Coega Development Corporation (Pty) Ltd v MM Engineering Services (Pty) Ltd (2605/2022) [2022] ZAECPEHC 11 (31 May 2022)


IN THE HIGH COURT OF SOUTH AFRICA

(EASTERN CAPE LOCAL DIVISION, GQEBERHA)


Case No.: 2605/2021

Date heard: 17 March 2022

Date delivered: 31 May 2022


In the matter between:


COEGA DEVELOPMENT CORPORATION (PTY) LTD Applicant


and


MM ENGINEERING SERVICES (PTY) LTD Respondent



JUDGMENT

ZIETSMAN AJ:


  1. The question that comes to mind in this matter is, how many opportunities should one be given?


  1. The Applicant, Coega Development Corporation (Pty) Ltd (“CDC”), is a public entity that is wholly owned by the Eastern Cape Provincial Government, mandated to develop and operate the 9003 hectare Coega Special Economic Zone (SEZ) in terms of the SEZ Act 16 of 2014. The Respondent is MM Engineering Services (Pty) Ltd, with its chosen address in Johannesburg.

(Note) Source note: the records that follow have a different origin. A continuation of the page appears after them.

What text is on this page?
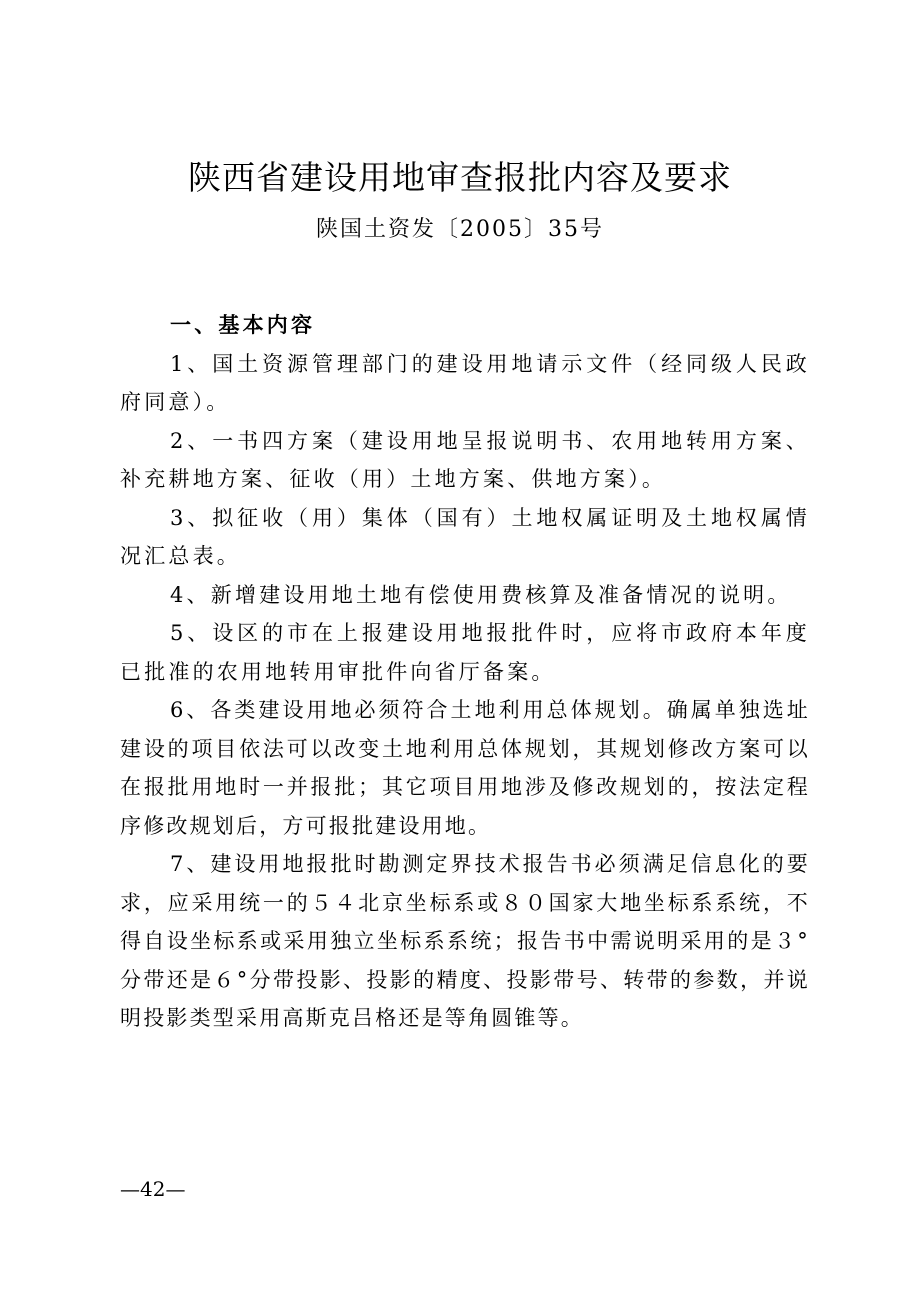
陕西省建设用地审查报批内容及要求
陕国土资发〔2005〕35号

一、基本内容

1、国土资源管理部门的建设用地请示文件（经同级人民政府同意）。

2、一书四方案（建设用地呈报说明书、农用地转用方案、补充耕地方案、征收（用）土地方案、供地方案）。

3、拟征收（用）集体（国有）土地权属证明及土地权属情况汇总表。

4、新增建设用地土地有偿使用费核算及准备情况的说明。

5、设区的市在上报建设用地报批件时，应将市政府本年度已批准的农用地转用审批件向省厅备案。

6、各类建设用地必须符合土地利用总体规划。确属单独选址建设的项目依法可以改变土地利用总体规划，其规划修改方案可以在报批用地时一并报批；其它项目用地涉及修改规划的，按法定程序修改规划后，方可报批建设用地。

7、建设用地报批时勘测定界技术报告书必须满足信息化的要求，应采用统一的５４北京坐标系或８０国家大地坐标系系统，不得自设坐标系或采用独立坐标系系统；报告书中需说明采用的是３°分带还是６°分带投影、投影的精度、投影带号、转带的参数，并说明投影类型采用高斯克吕格还是等角圆锥等。

—42—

  1. During or about October 2016 the parties entered into a written lease agreement in respect of Zone 6 for the purposes of the Respondent manufacturing gas cylinders for the local and export markets.

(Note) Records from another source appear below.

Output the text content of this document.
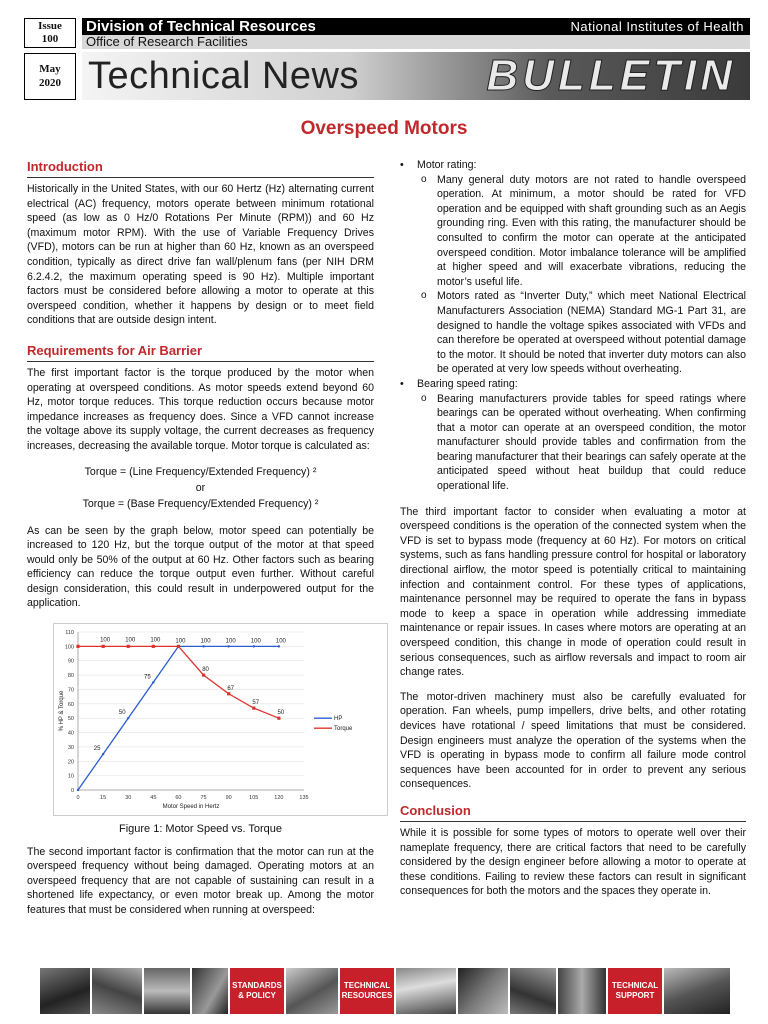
Issue
100
May
2020
Division of Technical Resources	National Institutes of Health
Office of Research Facilities
Technical News	BULLETIN
Overspeed Motors
Introduction

Historically in the United States, with our 60 Hertz (Hz) alternating current electrical (AC) frequency, motors operate between minimum rotational speed (as low as 0 Hz/0 Rotations Per Minute (RPM)) and 60 Hz (maximum motor RPM). With the use of Variable Frequency Drives (VFD), motors can be run at higher than 60 Hz, known as an overspeed condition, typically as direct drive fan wall/plenum fans (per NIH DRM 6.2.4.2, the maximum operating speed is 90 Hz). Multiple important factors must be considered before allowing a motor to operate at this overspeed condition, whether it happens by design or to meet field conditions that are outside design intent.

Requirements for Air Barrier

The first important factor is the torque produced by the motor when operating at overspeed conditions. As motor speeds extend beyond 60 Hz, motor torque reduces. This torque reduction occurs because motor impedance increases as frequency does. Since a VFD cannot increase the voltage above its supply voltage, the current decreases as frequency increases, decreasing the available torque. Motor torque is calculated as:

Torque = (Line Frequency/Extended Frequency) ²
or
Torque = (Base Frequency/Extended Frequency) ²

As can be seen by the graph below, motor speed can potentially be increased to 120 Hz, but the torque output of the motor at that speed would only be 50% of the output at 60 Hz. Other factors such as bearing efficiency can reduce the torque output even further. Without careful design consideration, this could result in underpowered output for the application.

0
10
20
30
40
50
60
70
80
90
100
110
0	15	30	45	60	75	90	105	120	135
Motor Speed in Hertz
% HP & Torque
25
50
75
100	100	100	100	100
HP
100	100	100
80
67
57
50
Torque
Figure 1: Motor Speed vs. Torque

The second important factor is confirmation that the motor can run at the overspeed frequency without being damaged. Operating motors at an overspeed frequency that are not capable of sustaining can result in a shortened life expectancy, or even motor break up. Among the motor features that must be considered when running at overspeed:

• Motor rating:
o Many general duty motors are not rated to handle overspeed operation. At minimum, a motor should be rated for VFD operation and be equipped with shaft grounding such as an Aegis grounding ring. Even with this rating, the manufacturer should be consulted to confirm the motor can operate at the anticipated overspeed condition. Motor imbalance tolerance will be amplified at higher speed and will exacerbate vibrations, reducing the motor’s useful life.
o Motors rated as “Inverter Duty,” which meet National Electrical Manufacturers Association (NEMA) Standard MG-1 Part 31, are designed to handle the voltage spikes associated with VFDs and can therefore be operated at overspeed without potential damage to the motor. It should be noted that inverter duty motors can also be operated at very low speeds without overheating.
• Bearing speed rating:
o Bearing manufacturers provide tables for speed ratings where bearings can be operated without overheating. When confirming that a motor can operate at an overspeed condition, the motor manufacturer should provide tables and confirmation from the bearing manufacturer that their bearings can safely operate at the anticipated speed without heat buildup that could reduce operational life.

The third important factor to consider when evaluating a motor at overspeed conditions is the operation of the connected system when the VFD is set to bypass mode (frequency at 60 Hz). For motors on critical systems, such as fans handling pressure control for hospital or laboratory directional airflow, the motor speed is potentially critical to maintaining infection and containment control. For these types of applications, maintenance personnel may be required to operate the fans in bypass mode to keep a space in operation while addressing immediate maintenance or repair issues. In cases where motors are operating at an overspeed condition, this change in mode of operation could result in serious consequences, such as airflow reversals and impact to room air change rates.

The motor-driven machinery must also be carefully evaluated for operation. Fan wheels, pump impellers, drive belts, and other rotating devices have rotational / speed limitations that must be considered. Design engineers must analyze the operation of the systems when the VFD is operating in bypass mode to confirm all failure mode control sequences have been accounted for in order to prevent any serious consequences.

Conclusion

While it is possible for some types of motors to operate well over their nameplate frequency, there are critical factors that need to be carefully considered by the design engineer before allowing a motor to operate at these conditions. Failing to review these factors can result in significant consequences for both the motors and the spaces they operate in.

STANDARDS
& POLICY
TECHNICAL
RESOURCES
TECHNICAL
SUPPORT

  1. The Applicant seeks an order for the eviction of the Respondent from the leased premises within the SEZ, pursuant to the breach of the lease agreement, by the Respondent, and consequent cancellation thereof.


Background


  1. On 10 October 2018 and 31 October 2019 respectively, the parties concluded certain addenda to the lease agreement. Except for amending the location of the leased premises, from Zone 6 to Zone 3, and the commencement and expiration dates, the addenda did not alter the terms of the lease agreement in a manner material to this application. The lease agreement and addenda thereto will collectively be referred to as “the Agreement”.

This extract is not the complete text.